Gabby Douglas is an accomplished, young African American woman who is an Olympic champion, but her history-making performance in gymnastics was momentarily eclipsed by something as trivial as her hair.
Holy hot combs, Batman!
This young gazelle was out there running, jumping, tumbling and delivering Circus du Soleil-inspired performances while millions watch in amazement, yet some – including a significant number of African American women – chose to demonize her because of the condition or state of her hair?
Let’s see how well your “hairdo” holds up under those types of conditions.
We have not seen folks turn on a black woman on Twitter this bad since folks dogged Tami Roman from “Basketball Wives,” and she deserved it with all her ratchet behavior.
One person on Twitter wrote: “Why hasn’t anyone tried to fix Gabby Douglas’ hair?”
Another opined: “gabby douglas gotta do something with this hair! these clips and this brown gel residue aint it?”
If critics stopped for a moment to considered her back story, how Gabby had to leave her family to train at a very early age and lived with a white family in Iowa, maybe they would cut her some slack.
I went to school in Iowa. Not only are you hard pressed to find someone there who remotely knows anything about black hair, but I don’t think they even had one shelf of black hair products in the entire state.
Gabby had her own response to all the controversy: "I don't know where this is coming from. What's wrong with my hair? I just simply gelled it back, put some clips in it and put it in a bun. Are you kidding me? I just made history. And you're focusing on my hair? I just want to say; we're all beautiful inside out.”

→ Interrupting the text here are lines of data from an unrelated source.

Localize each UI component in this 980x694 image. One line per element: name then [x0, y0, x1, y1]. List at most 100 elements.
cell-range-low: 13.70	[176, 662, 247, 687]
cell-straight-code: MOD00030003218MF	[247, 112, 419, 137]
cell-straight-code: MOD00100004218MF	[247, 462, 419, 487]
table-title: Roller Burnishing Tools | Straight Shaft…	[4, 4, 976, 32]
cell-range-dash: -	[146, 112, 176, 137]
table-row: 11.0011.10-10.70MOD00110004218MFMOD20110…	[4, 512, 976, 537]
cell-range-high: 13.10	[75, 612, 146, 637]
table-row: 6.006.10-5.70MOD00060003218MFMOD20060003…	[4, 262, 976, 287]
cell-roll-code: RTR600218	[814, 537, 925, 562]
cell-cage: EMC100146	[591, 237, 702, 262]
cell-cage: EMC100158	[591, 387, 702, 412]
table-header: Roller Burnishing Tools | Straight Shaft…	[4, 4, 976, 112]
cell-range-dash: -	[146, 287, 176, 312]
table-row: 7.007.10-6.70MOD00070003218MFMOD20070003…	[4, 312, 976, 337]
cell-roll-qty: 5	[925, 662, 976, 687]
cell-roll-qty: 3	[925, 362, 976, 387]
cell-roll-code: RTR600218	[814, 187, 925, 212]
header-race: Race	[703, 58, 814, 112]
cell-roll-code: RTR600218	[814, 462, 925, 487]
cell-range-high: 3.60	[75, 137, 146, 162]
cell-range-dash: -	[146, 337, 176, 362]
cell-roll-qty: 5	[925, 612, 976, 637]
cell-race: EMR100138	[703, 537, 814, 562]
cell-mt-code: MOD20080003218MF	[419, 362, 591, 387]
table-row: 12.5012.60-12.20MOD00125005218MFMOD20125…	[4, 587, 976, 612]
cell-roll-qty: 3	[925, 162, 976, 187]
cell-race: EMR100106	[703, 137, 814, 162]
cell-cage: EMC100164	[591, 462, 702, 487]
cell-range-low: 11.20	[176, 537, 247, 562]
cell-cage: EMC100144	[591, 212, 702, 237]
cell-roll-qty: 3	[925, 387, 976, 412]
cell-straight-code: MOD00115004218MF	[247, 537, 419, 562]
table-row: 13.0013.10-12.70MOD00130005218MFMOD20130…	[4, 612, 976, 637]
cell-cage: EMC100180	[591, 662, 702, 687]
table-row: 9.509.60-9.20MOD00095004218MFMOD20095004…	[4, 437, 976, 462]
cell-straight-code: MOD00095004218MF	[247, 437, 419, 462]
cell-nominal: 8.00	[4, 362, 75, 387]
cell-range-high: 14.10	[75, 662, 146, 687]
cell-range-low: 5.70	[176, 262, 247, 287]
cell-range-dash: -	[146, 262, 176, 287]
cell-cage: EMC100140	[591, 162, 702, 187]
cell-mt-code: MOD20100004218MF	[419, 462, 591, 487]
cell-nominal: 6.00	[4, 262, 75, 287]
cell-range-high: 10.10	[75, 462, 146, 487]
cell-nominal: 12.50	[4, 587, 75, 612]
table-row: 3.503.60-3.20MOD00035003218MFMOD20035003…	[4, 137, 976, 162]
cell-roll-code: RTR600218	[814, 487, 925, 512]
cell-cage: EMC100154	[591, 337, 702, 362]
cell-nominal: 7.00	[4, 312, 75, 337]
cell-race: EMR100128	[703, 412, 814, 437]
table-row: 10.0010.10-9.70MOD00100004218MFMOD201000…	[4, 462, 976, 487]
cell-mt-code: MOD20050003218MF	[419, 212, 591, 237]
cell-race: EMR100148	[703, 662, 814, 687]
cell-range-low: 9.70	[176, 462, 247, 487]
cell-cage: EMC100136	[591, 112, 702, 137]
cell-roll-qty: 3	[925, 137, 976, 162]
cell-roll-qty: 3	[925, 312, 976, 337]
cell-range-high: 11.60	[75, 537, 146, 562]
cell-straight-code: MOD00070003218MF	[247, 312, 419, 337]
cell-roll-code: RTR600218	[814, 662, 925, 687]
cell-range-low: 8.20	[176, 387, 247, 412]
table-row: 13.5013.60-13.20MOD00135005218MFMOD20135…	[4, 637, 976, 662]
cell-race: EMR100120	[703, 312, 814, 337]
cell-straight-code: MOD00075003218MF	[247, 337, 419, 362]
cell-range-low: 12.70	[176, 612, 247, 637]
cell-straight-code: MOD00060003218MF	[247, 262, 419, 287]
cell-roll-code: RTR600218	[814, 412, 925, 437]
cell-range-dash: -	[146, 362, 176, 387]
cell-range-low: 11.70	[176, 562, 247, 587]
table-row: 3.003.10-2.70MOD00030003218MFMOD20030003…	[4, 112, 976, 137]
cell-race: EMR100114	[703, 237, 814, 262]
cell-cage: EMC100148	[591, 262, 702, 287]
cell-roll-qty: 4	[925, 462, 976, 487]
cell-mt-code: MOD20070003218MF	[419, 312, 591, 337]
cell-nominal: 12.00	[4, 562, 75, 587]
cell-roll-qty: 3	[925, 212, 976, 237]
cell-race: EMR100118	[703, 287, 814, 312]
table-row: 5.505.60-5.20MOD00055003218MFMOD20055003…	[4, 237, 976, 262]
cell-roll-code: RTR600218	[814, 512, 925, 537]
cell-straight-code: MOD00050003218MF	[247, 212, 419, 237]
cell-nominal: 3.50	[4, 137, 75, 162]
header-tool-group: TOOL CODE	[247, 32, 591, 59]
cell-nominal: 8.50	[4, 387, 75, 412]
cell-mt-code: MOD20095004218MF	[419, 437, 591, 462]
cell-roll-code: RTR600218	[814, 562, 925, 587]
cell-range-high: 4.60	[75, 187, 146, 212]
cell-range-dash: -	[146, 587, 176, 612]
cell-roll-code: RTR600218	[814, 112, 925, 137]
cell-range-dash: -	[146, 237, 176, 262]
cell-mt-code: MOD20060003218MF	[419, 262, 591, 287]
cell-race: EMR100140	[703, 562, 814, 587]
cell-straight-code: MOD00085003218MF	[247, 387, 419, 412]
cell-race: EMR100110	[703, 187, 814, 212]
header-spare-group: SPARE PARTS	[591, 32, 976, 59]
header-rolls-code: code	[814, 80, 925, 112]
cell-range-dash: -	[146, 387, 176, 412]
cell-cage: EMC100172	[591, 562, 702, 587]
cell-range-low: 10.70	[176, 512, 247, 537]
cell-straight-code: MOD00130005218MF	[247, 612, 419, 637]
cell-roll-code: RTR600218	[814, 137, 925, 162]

Gabby, this is coming from an historical and prevalent undermining of black women and their beauty and worth. On the surface we may say we are all beautiful inside and out, but how much of the negative hype have African-American women themselves internalized?
Some would argue that a woman’s hair is her crown and glory, and I am not here to debate whether you want to rock the weave or go natural, but there seems to be a sort of collective consciousness of self-esteem issues if this much energy is given to this young lady’s hair.
It is like there was an unseen black female sports reporter during Gabby’s performance, giving secret commentary:
NBC Analyst 1: "She has shown such great poise during her overall performance."
NBC Analyst 2: "There was a slight hesitation in her initial approach to the balance beam but she pulled off an incredible routine."
Black Woman: "I have to say that her dismount earned her every bit of her overall score of 9.8, but truthfully I was too distracted by how busted her kitchen looked."
The sad thing is, this entire controversy speaks to a larger issue of some African American women’s obsession with hair. Chris Rock’s documentary pays homage to this ongoing fascination.
Gabby should be a role model for women committed to physical fitness, but we have women who would rather chance serious health concerns like obesity, high blood pressure and diabetes. They would risk loosing a foot because they don’t want to sweat their hair out.
Gabby, I say let your haters be your motivators. Diva, hold your brown-gelled head up high and introduce a new floor routine set to the music of India Arie’s “I Am Not My Hair” and laugh all the way to the bank with the millions you will earn in endorsements.
And possibly to placate some of your detractors, maybe one of those endorsements will be from a black hair care product….smile.